Internal and external validation of a novel scoring system specific for patients treated with micro-axial percutaneous left ventricular assist device

J. Mierke (Dresden)1, B. Schrage (Hamburg)2, D. Baron (Dresden)1, T. Nowack (Dresden)1, J. Sundermeyer (Hamburg)2, B. Beer (Hamburg)2, N. Ortgiese (Dresden)1, K. M. Sveric (Dresden)1, R. Höllriegel (Dresden)1, E. B. Winzer (Dresden)1, S. Jellinghaus (Dresden)1, F. Woitek (Dresden)1, S. Haußig (Dresden)1, A. Linke (Dresden)3, N. Mangner (Dresden)1
1Herzzentrum Dresden GmbH an der TU Dresden Klinik für Innere Medizin, Kardiologie und Intensivmedizin Dresden, Deutschland; 2Universitäres Herz- und Gefäßzentrum Hamburg Klinik für Kardiologie Hamburg, Deutschland; 3Herzzentrum Dresden GmbH an der TU Dresden Klinik für Innere Medizin und Kardiologie Dresden, Deutschland

Background: The utilization of micro-axial percutaneous left ventricular assist devices (ma-pLVAD) showed an improved outcome in patients with cardiogenic shock (CS) complicating acute myocardial infarction. However, these devices are also used in patients with CS due to other causes und are associated with high material and personal costs. Therefore, a precise assessment of prognosis is of immanent interest to determine upfront, who might benefit from the device. Previously, we reported a novel 0 to 17 point risk score developed by using a hierarchical testing approach (Figure 1).

Purpose: We validated the novel scoring system predicting 30-day all-cause mortality specifically for CS patients treated with ma-pLVAD.

Methods: For internal validation data were collected from the ongoing Impella registry which was used for the development of the novel score. CS patients treated with ma-pLVAD (n=73), who were included in the registry after finishing score building, were used for internal validation (IVC). The cohort used for score building is called derivation cohort (DC) in the following (n=460). A large multicentric cohort of CS patients (n=888) was used for external validation (EVC). All-cause mortality was assessed by Kaplan-Meier method. Area under the curve (AUC) based on receiver operating characteristic (ROC) was estimated to determine the predictive value of the novel score in different cohorts. Continuous parameters are given as mean ± SD.
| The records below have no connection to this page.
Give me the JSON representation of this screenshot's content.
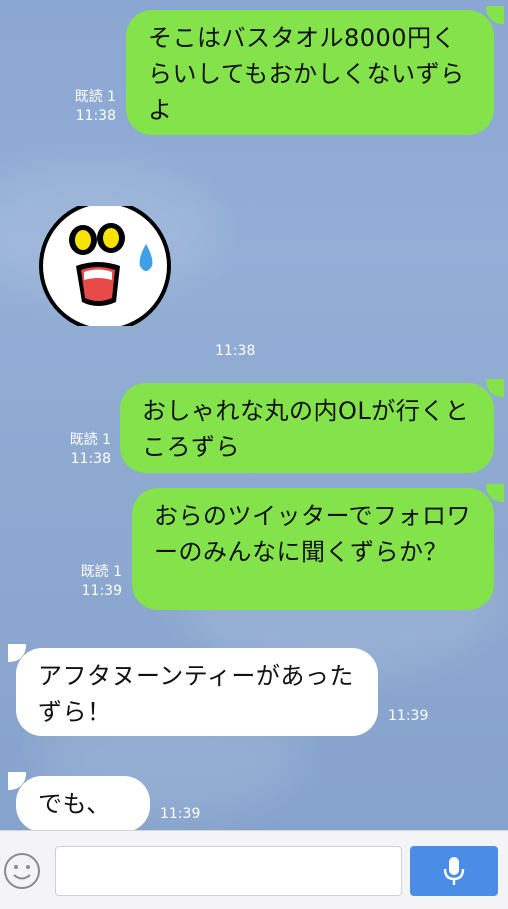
{
  "messages": [
    {
      "id": "m1",
      "direction": "out",
      "text": "そこはバスタオル8000円くらいしてもおかしくないずらよ",
      "read_label": "既読 1",
      "time": "11:38"
    },
    {
      "id": "sticker1",
      "direction": "in",
      "type": "sticker",
      "sticker_name": "shocked-face-sticker",
      "time": "11:38"
    },
    {
      "id": "m2",
      "direction": "out",
      "text": "おしゃれな丸の内OLが行くところずら",
      "read_label": "既読 1",
      "time": "11:38"
    },
    {
      "id": "m3",
      "direction": "out",
      "text": "おらのツイッターでフォロワーのみんなに聞くずらか？",
      "read_label": "既読 1",
      "time": "11:39"
    },
    {
      "id": "m4",
      "direction": "in",
      "text": "アフタヌーンティーがあったずら！",
      "time": "11:39"
    },
    {
      "id": "m5",
      "direction": "in",
      "text": "でも、",
      "time": "11:39"
    }
  ],
  "input": {
    "placeholder": "",
    "value": ""
  },
  "icons": {
    "emoji": "smiley-icon",
    "mic": "microphone-icon"
  },
  "colors": {
    "outgoing_bubble": "#84e34a",
    "incoming_bubble": "#ffffff",
    "send_button": "#4b8ce6",
    "background": "#8fa9cf"
  }
}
Results: Patients of the DC were 68±12 years old. In the IVC und the EVC the average age was 67±21 years and 67±15 years, respectively. Male gender was predominant in all cohorts (DC 74.3% [n=342], IVC 76.1% [n=54], EVC 71.1% [n=631]). A cardio-pulmonary resuscitation before ma-pLVAD was performed in 49.8% [n=229] in the DC, in 45.1% [n=32] in the IVC, and 58.3% [n=516] in the EVC. Initial serum lactate was 7.6±5.4 mmol/l in the DC, 6.2±5 .7 mmol/l in IVC, and 6.0±5.0 mmol/l in the EVC. All patients of the DC and the IVC received mechanical circulatory support with a ma-pLVAD, whereas only 51.1% (n=454) of the patients of EVC were treated with a pLVAD. Further baseline characteristics are shown in Table 1. All-cause mortality at 30 days was 65±2% in the DC, 68±5% in the IVC, and 55± 5% in the EVC. ROC analysis indicated good predictive capability of the novel score for 30-day-all-cause mortality in the DC (ROC AUC 0.767) and in the IVC (ROC AUC 0.736) as well. However, the score performance was lower in the external validation (ROC AUC 0.646; Figure 2).

Conclusion: We developed a clinically feasible scoring system to estimate 30-day-mortality of CS patients treated with ma-pLVAD with good internal validation. The lower predictive capability in the external validation might be driven by differences in baseline characteristics and treatment underlining the complexity of assessment of the prognosis in an all-comer CS cohort.